Assess Your Current Position
Before you start setting up meetings with SMSF Accountants and investment consultants, you need to get your budget in order. Whether you are a pen and paper lover or a digital spreadsheet bandit, it is helpful to start by mapping out your income, expenses, and any outstanding debt.
It’s almost impossible to effectively cut costs, smash debt levels, and save all your pennies without knowing your current financial status. This assessment is the first essential step needed to set yourself up for the financial future you want.
Set Some Goals
If you are anything like me, you might have given up goals after your 38th New Years’ resolution failed to stick past the second of January. However, no matter how jaded you may have become, it is time to rethink goal-setting.

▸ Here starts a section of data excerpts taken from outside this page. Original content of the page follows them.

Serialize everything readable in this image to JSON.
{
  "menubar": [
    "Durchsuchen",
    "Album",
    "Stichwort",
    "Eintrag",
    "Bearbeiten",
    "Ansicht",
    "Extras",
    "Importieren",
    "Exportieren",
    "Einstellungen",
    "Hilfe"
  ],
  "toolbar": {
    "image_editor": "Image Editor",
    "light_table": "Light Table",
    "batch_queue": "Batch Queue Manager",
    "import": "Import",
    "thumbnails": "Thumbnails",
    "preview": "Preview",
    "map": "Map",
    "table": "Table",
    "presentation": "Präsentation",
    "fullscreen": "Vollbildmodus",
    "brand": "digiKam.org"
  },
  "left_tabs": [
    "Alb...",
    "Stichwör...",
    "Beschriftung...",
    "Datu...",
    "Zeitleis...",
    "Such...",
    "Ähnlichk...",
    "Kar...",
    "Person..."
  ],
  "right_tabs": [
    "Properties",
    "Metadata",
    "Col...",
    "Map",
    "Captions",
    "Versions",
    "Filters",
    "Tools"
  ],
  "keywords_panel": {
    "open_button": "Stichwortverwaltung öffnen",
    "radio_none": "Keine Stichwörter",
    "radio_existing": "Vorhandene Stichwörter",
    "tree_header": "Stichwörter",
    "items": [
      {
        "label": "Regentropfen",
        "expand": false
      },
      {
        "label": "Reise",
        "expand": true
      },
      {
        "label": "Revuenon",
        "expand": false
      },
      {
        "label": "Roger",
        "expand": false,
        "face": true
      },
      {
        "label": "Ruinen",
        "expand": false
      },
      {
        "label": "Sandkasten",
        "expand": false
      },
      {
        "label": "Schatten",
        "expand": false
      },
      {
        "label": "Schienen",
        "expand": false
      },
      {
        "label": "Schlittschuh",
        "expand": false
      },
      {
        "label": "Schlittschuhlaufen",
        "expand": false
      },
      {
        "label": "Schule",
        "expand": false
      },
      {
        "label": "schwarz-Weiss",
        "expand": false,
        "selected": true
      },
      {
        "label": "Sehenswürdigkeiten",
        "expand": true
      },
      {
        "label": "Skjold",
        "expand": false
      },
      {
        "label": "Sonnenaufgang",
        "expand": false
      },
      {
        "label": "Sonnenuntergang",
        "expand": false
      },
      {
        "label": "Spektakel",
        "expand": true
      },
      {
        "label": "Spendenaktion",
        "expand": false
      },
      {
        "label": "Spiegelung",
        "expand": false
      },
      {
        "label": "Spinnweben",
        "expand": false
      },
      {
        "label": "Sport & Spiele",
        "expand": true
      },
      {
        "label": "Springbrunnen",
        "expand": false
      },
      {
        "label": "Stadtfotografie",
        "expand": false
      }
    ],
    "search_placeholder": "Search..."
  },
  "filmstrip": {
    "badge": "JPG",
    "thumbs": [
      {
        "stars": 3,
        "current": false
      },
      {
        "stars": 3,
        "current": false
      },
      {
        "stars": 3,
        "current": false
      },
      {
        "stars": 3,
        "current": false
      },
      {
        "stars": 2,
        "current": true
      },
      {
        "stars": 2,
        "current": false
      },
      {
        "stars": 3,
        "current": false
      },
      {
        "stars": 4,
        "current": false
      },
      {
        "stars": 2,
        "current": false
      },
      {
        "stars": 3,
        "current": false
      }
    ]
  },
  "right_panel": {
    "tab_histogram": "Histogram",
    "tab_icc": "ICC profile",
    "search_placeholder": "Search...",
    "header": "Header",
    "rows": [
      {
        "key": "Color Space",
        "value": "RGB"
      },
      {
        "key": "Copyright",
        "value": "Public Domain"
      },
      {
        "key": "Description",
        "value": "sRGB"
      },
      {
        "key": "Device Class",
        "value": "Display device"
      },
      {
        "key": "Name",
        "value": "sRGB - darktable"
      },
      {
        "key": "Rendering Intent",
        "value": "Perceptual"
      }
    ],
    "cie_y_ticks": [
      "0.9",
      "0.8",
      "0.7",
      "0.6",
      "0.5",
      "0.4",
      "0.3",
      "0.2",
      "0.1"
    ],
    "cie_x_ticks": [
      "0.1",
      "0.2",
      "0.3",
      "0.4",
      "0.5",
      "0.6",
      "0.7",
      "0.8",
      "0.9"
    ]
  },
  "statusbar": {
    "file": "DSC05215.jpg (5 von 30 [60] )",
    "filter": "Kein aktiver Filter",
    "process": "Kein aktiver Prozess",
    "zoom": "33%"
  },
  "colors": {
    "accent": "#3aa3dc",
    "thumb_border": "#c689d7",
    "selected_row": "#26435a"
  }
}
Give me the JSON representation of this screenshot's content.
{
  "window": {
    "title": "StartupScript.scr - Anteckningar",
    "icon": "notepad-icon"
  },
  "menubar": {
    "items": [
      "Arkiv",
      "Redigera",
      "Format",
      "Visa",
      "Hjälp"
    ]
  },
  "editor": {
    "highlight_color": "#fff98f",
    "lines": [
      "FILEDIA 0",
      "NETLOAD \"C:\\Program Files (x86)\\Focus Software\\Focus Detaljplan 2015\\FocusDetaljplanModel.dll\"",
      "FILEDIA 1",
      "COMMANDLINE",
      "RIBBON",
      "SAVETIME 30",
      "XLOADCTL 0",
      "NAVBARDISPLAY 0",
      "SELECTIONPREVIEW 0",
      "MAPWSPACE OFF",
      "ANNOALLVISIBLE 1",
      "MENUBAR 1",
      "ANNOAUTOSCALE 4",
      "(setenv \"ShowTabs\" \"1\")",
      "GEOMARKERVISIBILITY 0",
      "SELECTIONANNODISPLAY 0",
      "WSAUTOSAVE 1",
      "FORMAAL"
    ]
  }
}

Research conducted by the Harvard Business Review found that the act of writing down your goals on a piece of paper increases your chances of achieving them by a factor of ten. Your chance of success is amplified even further if you write them down and talk to family or friends about them as well.
With this in mind, it is time to dig out a paper and pen and write down what your ideal financial future looks like. Maybe it involves paying off your HECS debt or saving for a home deposit. Alternatively, you might be working towards FIRE – Financial Independence, Retire Early. Or, you might want to become a property magnate with an investment portfolio to rival Meriton owner Harry Triguboff’s. Either way, having a firm goal in mind will help you on your way.
Better Financial Future – Photo by Micheile Henderson on Unsplash
Pay Down Your Debt
The next step is to attack your debt. The reason for this approach is that debt generally attracts interest and can also damage your credit score, which will impact your ability to borrow money, buy a house, or take out a business loan.
Not all debt is created equal, though. Your HECS or HELP debt, for example, is indexed each year but doesn’t attract interest. It also doesn’t need to be paid off until you reach the compulsory repayment threshold, which in 2020-21 was $46,620. The best practice is to look at which debt you are paying the highest interest rate on and pay this off first.
Do a Spending Detox
I just came out of a three-month self-imposed spending ban. I wanted to get back on track with my spending and saving habits and stop flittering money away on things that I didn’t need. Doing this kind of challenge has two benefits – the immediate savings and a shift in mindset when it comes to clicking that conveniently located “add to cart” button. I am not about to give up shopping altogether, but I am confident I will buy more mindfully in the future.
With financial health directly linked to mental health and wellbeing, crafting a better financial future has benefits above and beyond financial independence or early retirement. So, there’s no better time than now to make your vision a reality!